MILWAUKEE — Several dozen people turned out to a town hall to voice their concerns about reckless driving Thursday night.
It was held at Mt. Lebanon Lutheran Church near 60th and Hampton, which is near the site of a fatal high-speed crash earlier this summer.
Maggie Morse lives around the corner from the intersection and says she's afraid.
"I've witnessed two fatal accidents (and) I've seen three near-fatal accidents. I live on the corner. I listen to racing all night, every night," Morse said. "So you ask my why I am here, I've heard the talk. I'm ready to hear some actions that they're going to take."
"I have boulders around my house, because I can’t keep a fence up because of reckless driving," one speaker said. "I've had my house hit five times."
Among those in the crowd was Julie Wellinger, who lost her son, Jerrold, in August.
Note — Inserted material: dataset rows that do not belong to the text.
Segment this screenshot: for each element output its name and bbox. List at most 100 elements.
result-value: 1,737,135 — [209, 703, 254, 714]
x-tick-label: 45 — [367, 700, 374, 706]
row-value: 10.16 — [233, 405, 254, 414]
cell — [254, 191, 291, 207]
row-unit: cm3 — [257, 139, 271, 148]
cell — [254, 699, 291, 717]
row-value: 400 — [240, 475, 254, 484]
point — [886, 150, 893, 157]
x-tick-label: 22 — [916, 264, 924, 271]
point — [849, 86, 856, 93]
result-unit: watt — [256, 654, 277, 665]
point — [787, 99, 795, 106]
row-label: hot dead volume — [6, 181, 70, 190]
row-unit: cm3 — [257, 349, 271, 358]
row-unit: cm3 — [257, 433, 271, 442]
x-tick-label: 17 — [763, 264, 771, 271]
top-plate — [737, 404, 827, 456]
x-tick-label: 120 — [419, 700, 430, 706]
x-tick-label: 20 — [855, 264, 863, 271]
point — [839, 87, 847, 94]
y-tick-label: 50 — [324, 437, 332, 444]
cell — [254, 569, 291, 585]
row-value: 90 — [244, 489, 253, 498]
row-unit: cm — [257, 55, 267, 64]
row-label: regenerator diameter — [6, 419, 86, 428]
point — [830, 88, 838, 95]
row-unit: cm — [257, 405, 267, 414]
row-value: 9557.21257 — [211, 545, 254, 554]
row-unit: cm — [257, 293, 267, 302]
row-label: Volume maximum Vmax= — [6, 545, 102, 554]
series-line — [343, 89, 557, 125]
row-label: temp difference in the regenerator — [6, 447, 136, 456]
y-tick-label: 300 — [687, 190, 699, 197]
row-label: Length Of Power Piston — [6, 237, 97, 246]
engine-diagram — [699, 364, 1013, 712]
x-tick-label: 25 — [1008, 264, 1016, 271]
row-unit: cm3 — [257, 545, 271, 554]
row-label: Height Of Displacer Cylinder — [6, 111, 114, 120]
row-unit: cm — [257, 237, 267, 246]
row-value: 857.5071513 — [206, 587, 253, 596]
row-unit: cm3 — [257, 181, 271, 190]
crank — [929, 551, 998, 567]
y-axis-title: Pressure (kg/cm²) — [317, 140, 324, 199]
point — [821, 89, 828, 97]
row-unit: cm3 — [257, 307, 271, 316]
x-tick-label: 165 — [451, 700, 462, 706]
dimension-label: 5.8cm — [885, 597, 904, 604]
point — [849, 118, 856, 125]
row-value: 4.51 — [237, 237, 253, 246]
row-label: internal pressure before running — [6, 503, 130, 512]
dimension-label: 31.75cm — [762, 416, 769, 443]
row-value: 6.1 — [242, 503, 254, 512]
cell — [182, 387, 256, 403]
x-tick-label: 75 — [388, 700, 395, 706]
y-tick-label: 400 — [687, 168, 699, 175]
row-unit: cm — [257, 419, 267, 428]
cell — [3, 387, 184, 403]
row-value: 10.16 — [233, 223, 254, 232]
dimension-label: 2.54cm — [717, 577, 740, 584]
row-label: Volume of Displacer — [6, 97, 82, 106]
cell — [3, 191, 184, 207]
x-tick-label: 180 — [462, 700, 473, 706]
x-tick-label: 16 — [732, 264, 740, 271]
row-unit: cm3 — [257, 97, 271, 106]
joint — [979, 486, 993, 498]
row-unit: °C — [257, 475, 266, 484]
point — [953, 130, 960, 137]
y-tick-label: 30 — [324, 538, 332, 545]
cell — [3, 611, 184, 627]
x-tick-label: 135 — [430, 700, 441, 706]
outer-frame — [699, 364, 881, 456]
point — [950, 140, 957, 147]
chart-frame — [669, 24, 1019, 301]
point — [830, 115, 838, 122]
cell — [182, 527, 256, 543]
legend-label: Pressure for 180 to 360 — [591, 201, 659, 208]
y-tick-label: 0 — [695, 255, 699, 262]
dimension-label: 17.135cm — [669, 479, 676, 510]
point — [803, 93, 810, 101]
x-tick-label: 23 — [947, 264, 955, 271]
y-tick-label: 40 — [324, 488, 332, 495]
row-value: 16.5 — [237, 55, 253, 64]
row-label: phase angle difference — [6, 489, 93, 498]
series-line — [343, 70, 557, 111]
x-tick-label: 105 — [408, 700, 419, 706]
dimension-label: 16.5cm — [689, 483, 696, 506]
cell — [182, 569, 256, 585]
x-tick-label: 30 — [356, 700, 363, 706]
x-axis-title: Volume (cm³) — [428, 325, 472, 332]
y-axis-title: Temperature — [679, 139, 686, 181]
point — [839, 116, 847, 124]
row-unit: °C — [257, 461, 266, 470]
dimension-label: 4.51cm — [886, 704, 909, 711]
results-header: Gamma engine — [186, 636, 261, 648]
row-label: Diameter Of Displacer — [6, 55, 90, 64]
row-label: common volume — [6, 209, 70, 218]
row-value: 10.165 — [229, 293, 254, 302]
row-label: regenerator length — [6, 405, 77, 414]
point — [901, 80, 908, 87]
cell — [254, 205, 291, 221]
Milwaukee Police say the car he was riding in was hit by a driver who was racing.
"You’re out there speeding, that could be you, that could a be a family member of yours, it could be a friend," Wellinger said.
Data from Milwaukee Police's Traffic Safety Unit shows 57 people have died in crashes so far in 2021. The TSU has issued more than 16,000 citations since its inception in February.
A spokesperson for the Department of Public Works told TMJ4 News crews reduced Van Buren Street to one lane of traffic each way in the stretch from the Holton Street bridge to Kilbourn Avenue. It is in response to concerns about speeding and pedestrian safety. The stretch also includes a two-way left turn lane in the center.
Leaders at the town hall discussed plenty of potential solutions, such as red light cameras and speed bumps. Leaders acknowledged there are also systemic issues that also need to be addressed, such as providing resources and opportunities to young people.
TMJ4 News asked MPD Acting Chief Jeffrey Norman what he says to the people who expressed they are afraid to drive on Milwaukee streets.
"I say that I hear you," Chief Norman said. "And that we are working with other partners to have that impact. We know this is not something that will happen overnight, we’re not going to get to where we need to be, but are you seeing those efforts being put forth?"
"We can talk and talk and talk, but is it really going to happen?" Wellinger said. "Are we really going to see a change in the city, or is it going to get worse and worse?"